Saturday 13 June 2009

A non-work-related trip to Cambridge

Jia-Yan, a Cambridge alum, has been promising to give me the insider's tour of Cambridge. Today, I finally took her up on it.

I had not believed that Jia-Yan did everything last minute until she slid into her seat on the train (quite out of breath) literally 30 seconds before it pulled out of the station. Impressive. We had a nice girl-bonding session the train ride up. The weather today was lovely as promised (a bit hot, but at least no rain), so the day was full of potential.

Stop #1 was the Engineering Centre [sic], where Jia-Yan showed me all her old haunts. We worked for about an hour on the Solar Car (Jia is still a member of the team) outside in the lovely sun, where I kept insisting that lying in the grass is more fun than sanding (which it is, but needless to say I wasn't invited to come back and work on the car again). Plus we spent about half our "work" time on an ice-cream run for the rest of the team (I was fine with this). 

Stop #2 was meeting up with Jia-Yan's (and now my) friend Talia, an MIT alum who just finished her first year of postgrad at Cambridge in materials (she was course 3 at MIT). We ended up at an Italian restaurant near the centre [sic] of Cambridge, where we sat at a table served by a man who puts the wait in waiter. We passed the time by building a heinously unstable tower of all our water glasses (balanced on a stack of one-pound coins). This was probably a horrible idea, but it was more fun than sitting around huffily commenting on how effing long it was taking to get the check.

Talia had to go after dinner/gelato, so we went and met up with Jia-Yan's friend AJ, who did CME the same year as Jia and is actually going to be starting his PhD next year at MIT in course 14 (economics). It was really nice to hang out with someone who wasn't course 6. After a brief jaunt we found a place that was renting out punts (it's hard to get a punt after 5PM here, unless you're specifically going night punting, and plus May Balls are on so it's hard to get punts from the colleges). For those of you who are unfamiliar with punting (and not in the MIT sense), "punts" are small boats you take on the Cam (the river that runs through Cambridge). They are propelled by a long stick that you use to push off the bottom of the Cam (which is really shallow). This makes them very hard to steer, but it's still fun! I punted for most of the trip, and apparently was quite good for my first time ("But I keep running into things" I insisted, "But you run into things less than most beginners," AJ and Jia said encouragingly). 

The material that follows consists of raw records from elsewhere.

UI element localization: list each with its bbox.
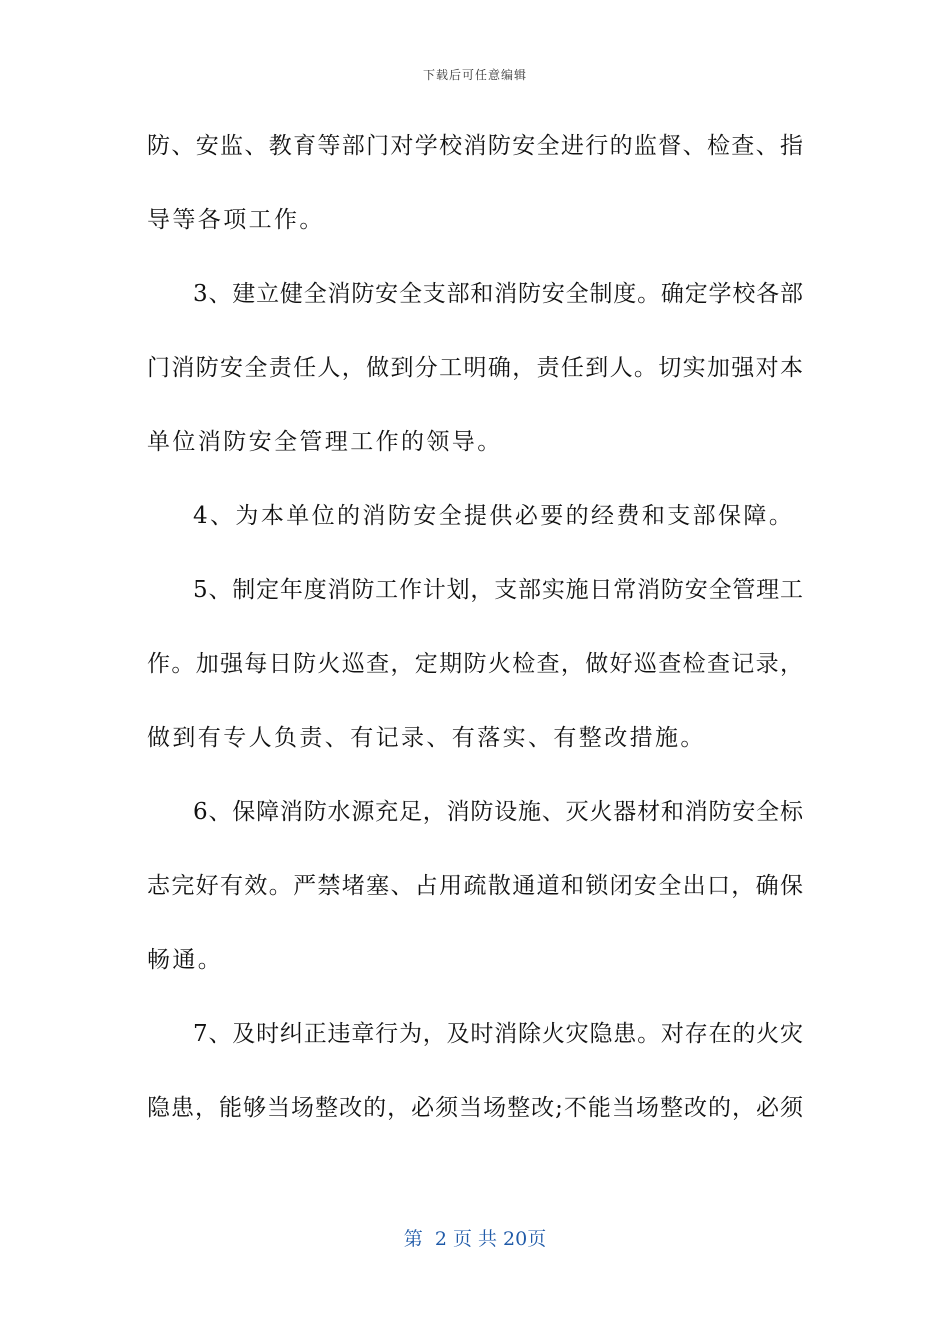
paragraph-start-line: 7、及时纠正违章行为，及时消除火灾隐患。对存在的火灾 (193, 1021, 803, 1047)
paragraph-start-line: 5、制定年度消防工作计划，支部实施日常消防安全管理工 (193, 577, 803, 603)
text-line: 志完好有效。严禁堵塞、占用疏散通道和锁闭安全出口，确保 (147, 873, 803, 899)
paragraph-start-line: 3、建立健全消防安全支部和消防安全制度。确定学校各部 (193, 281, 803, 307)
text-line: 门消防安全责任人，做到分工明确，责任到人。切实加强对本 (147, 355, 803, 381)
header-note: 下载后可任意编辑 (422, 68, 527, 82)
text-line: 导等各项工作。 (147, 207, 325, 233)
text-line: 畅通。 (147, 947, 224, 973)
paragraph-start-line: 6、保障消防水源充足，消防设施、灭火器材和消防安全标 (193, 799, 803, 825)
text-line: 防、安监、教育等部门对学校消防安全进行的监督、检查、指 (147, 133, 803, 159)
text-line: 隐患，能够当场整改的，必须当场整改;不能当场整改的，必须 (147, 1095, 803, 1121)
document-body (147, 113, 803, 1149)
text-line: 做到有专人负责、有记录、有落实、有整改措施。 (147, 725, 706, 751)
paragraph-start-line: 4、为本单位的消防安全提供必要的经费和支部保障。 (193, 503, 795, 529)
text-line: 单位消防安全管理工作的领导。 (147, 429, 503, 455)
text-line: 作。加强每日防火巡查，定期防火检查，做好巡查检查记录， (147, 651, 803, 677)
page-number: 第 2 页 共 20页 (403, 1228, 547, 1250)
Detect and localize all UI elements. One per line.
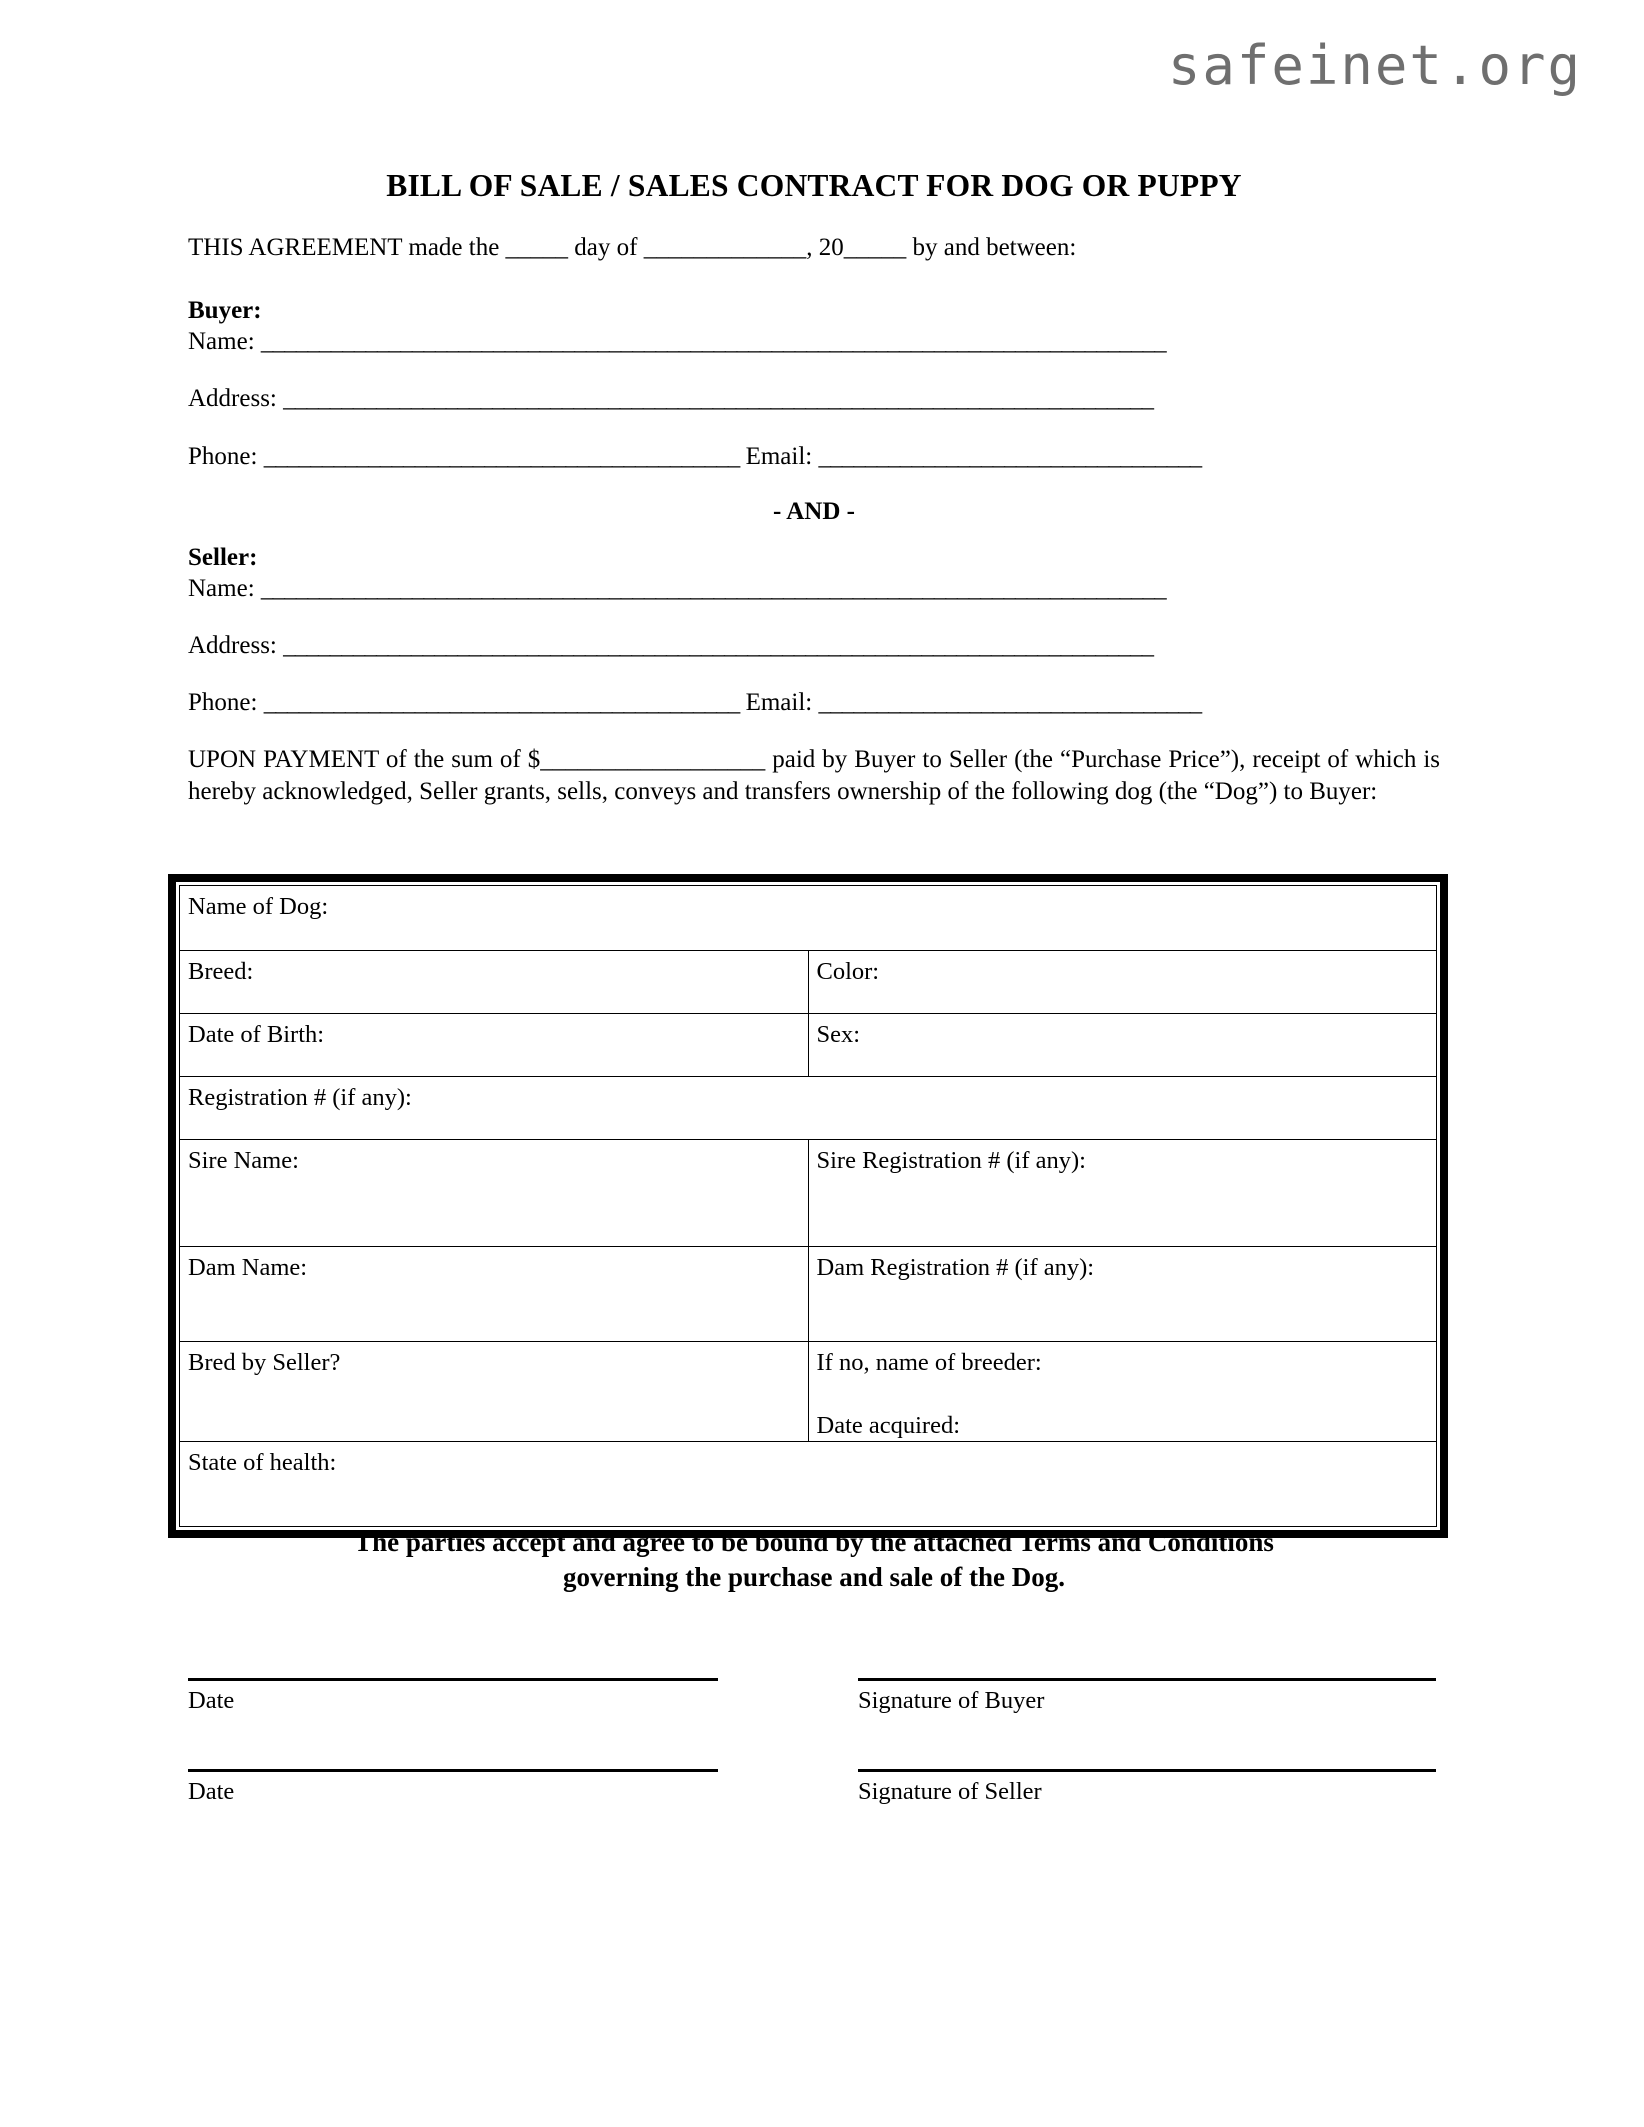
table-row bbox=[180, 1247, 1437, 1342]
seller-signature-label: Signature of Seller bbox=[858, 1778, 1042, 1806]
table-row bbox=[180, 886, 1437, 951]
acceptance-line-1: The parties accept and agree to be bound by the attached Terms and Conditions bbox=[354, 1527, 1274, 1557]
cell-color[interactable]: Color: bbox=[808, 951, 1437, 1014]
buyer-address-fill-line[interactable]: ___________________________________________________________________________ bbox=[283, 385, 1154, 413]
buyer-phone-label: Phone: bbox=[188, 442, 258, 470]
seller-date-field[interactable] bbox=[188, 1769, 718, 1806]
buyer-contact-row bbox=[188, 441, 1440, 472]
buyer-date-field[interactable] bbox=[188, 1678, 718, 1715]
buyer-phone-fill-line[interactable]: _________________________________________ bbox=[263, 442, 740, 470]
cell-sex[interactable]: Sex: bbox=[808, 1014, 1437, 1077]
seller-date-label: Date bbox=[188, 1778, 235, 1806]
buyer-name-row bbox=[188, 326, 1440, 357]
cell-state-of-health[interactable]: State of health: bbox=[180, 1441, 1437, 1526]
breeder-name-label: If no, name of breeder: bbox=[816, 1349, 1042, 1376]
seller-signature-row bbox=[188, 1769, 1448, 1806]
agreement-intro-line: THIS AGREEMENT made the _____ day of _____________, 20_____ by and between: bbox=[188, 234, 1077, 261]
buyer-name-label: Name: bbox=[188, 328, 255, 355]
and-separator: - AND - bbox=[773, 497, 855, 525]
seller-section-heading: Seller: bbox=[188, 543, 258, 571]
buyer-email-fill-line[interactable]: _________________________________ bbox=[818, 442, 1202, 470]
buyer-name-fill-line[interactable]: ______________________________________________________________________________ bbox=[260, 328, 1166, 355]
cell-sire-name[interactable]: Sire Name: bbox=[180, 1140, 809, 1247]
seller-phone-fill-line[interactable]: _________________________________________ bbox=[263, 689, 740, 716]
dog-details-table-container bbox=[168, 874, 1448, 1538]
cell-name-of-dog[interactable]: Name of Dog: bbox=[180, 886, 1437, 951]
seller-address-fill-line[interactable]: ___________________________________________________________________________ bbox=[283, 631, 1154, 659]
acceptance-statement bbox=[188, 1525, 1440, 1595]
buyer-address-label: Address: bbox=[188, 385, 277, 413]
document-body bbox=[188, 168, 1440, 808]
signature-block bbox=[188, 1678, 1448, 1861]
table-row bbox=[180, 1342, 1437, 1442]
page-title: BILL OF SALE / SALES CONTRACT FOR DOG OR PUPPY bbox=[386, 168, 1242, 203]
buyer-address-row bbox=[188, 383, 1440, 414]
cell-dam-name[interactable]: Dam Name: bbox=[180, 1247, 809, 1342]
cell-breeder-info[interactable] bbox=[808, 1342, 1437, 1442]
seller-address-label: Address: bbox=[188, 631, 277, 659]
seller-name-label: Name: bbox=[188, 574, 255, 602]
seller-email-label: Email: bbox=[745, 689, 813, 716]
date-acquired-label: Date acquired: bbox=[816, 1411, 961, 1439]
table-row bbox=[180, 951, 1437, 1014]
buyer-email-label: Email: bbox=[745, 442, 813, 470]
table-row bbox=[180, 1014, 1437, 1077]
acceptance-line-2: governing the purchase and sale of the Dog. bbox=[562, 1562, 1066, 1593]
cell-dam-registration[interactable]: Dam Registration # (if any): bbox=[808, 1247, 1437, 1342]
seller-name-fill-line[interactable]: ______________________________________________________________________________ bbox=[260, 574, 1166, 602]
buyer-section-heading: Buyer: bbox=[188, 297, 262, 325]
seller-phone-label: Phone: bbox=[188, 689, 258, 716]
table-row bbox=[180, 1441, 1437, 1526]
seller-email-fill-line[interactable]: _________________________________ bbox=[818, 689, 1202, 716]
dog-details-table bbox=[179, 885, 1437, 1527]
seller-signature-field[interactable] bbox=[858, 1769, 1436, 1806]
buyer-signature-row bbox=[188, 1678, 1448, 1715]
seller-name-row bbox=[188, 573, 1440, 604]
cell-bred-by-seller[interactable]: Bred by Seller? bbox=[180, 1342, 809, 1442]
cell-sire-registration[interactable]: Sire Registration # (if any): bbox=[808, 1140, 1437, 1247]
site-watermark: safeinet.org bbox=[1167, 34, 1582, 97]
seller-address-row bbox=[188, 630, 1440, 661]
cell-breed[interactable]: Breed: bbox=[180, 951, 809, 1014]
buyer-signature-field[interactable] bbox=[858, 1678, 1436, 1715]
table-row bbox=[180, 1077, 1437, 1140]
table-row bbox=[180, 1140, 1437, 1247]
seller-contact-row bbox=[188, 687, 1440, 718]
buyer-date-label: Date bbox=[188, 1687, 235, 1714]
buyer-signature-label: Signature of Buyer bbox=[858, 1687, 1045, 1714]
cell-registration-number[interactable]: Registration # (if any): bbox=[180, 1077, 1437, 1140]
cell-date-of-birth[interactable]: Date of Birth: bbox=[180, 1014, 809, 1077]
payment-paragraph: UPON PAYMENT of the sum of $__________________ paid by Buyer to Seller (the “Purchase Price”), receipt of which is hereby acknowledged, Seller grants, sells, conveys and transfers ownership of the following dog (the “Dog”) to Buyer: bbox=[188, 746, 1440, 806]
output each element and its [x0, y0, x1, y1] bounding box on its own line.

After about half an hour of punting Jia-Yan and I literally sprinted to the train station to catch the last train from Cambridge to Ipswich. On the ride back, we proceeded to have the nerdiest conversation ever about relationships (if you don't like control systems and/or are male, you might want to skip the next section):

Jia-Yan: I feel like I'm the only one who ever analyzes things. I mean, I know why I feel what I feel. Guys feel stuff but they never think about WHY!
Me: OMG, I know. It's like they're a black-box and they have the input and the output but they don't even CARE about finding the transfer function.
Jia-Yan: The data's there, but you have to guess the transfer function.
Me: I know, it's like guys just keep generating Bode plots but it's usually not good enough to get anything useful.
Jia-Yan: And there's no feedback.
Me: Yeah, I wish guys had closed-loop transfer functions.
Jia-Yan: That's why they're so unstable.
Me: I wish making relationships work were as easy as being like "ok, you need to add a lag compensator ASAP."
Jia-Yan: That would be nice. 
Me (degenerating into pun mode): Yeah, I think we all have a lot to GAIN from that kind of analysis...

*ensue groan-fest*

My inner nerd is satiated for the time being.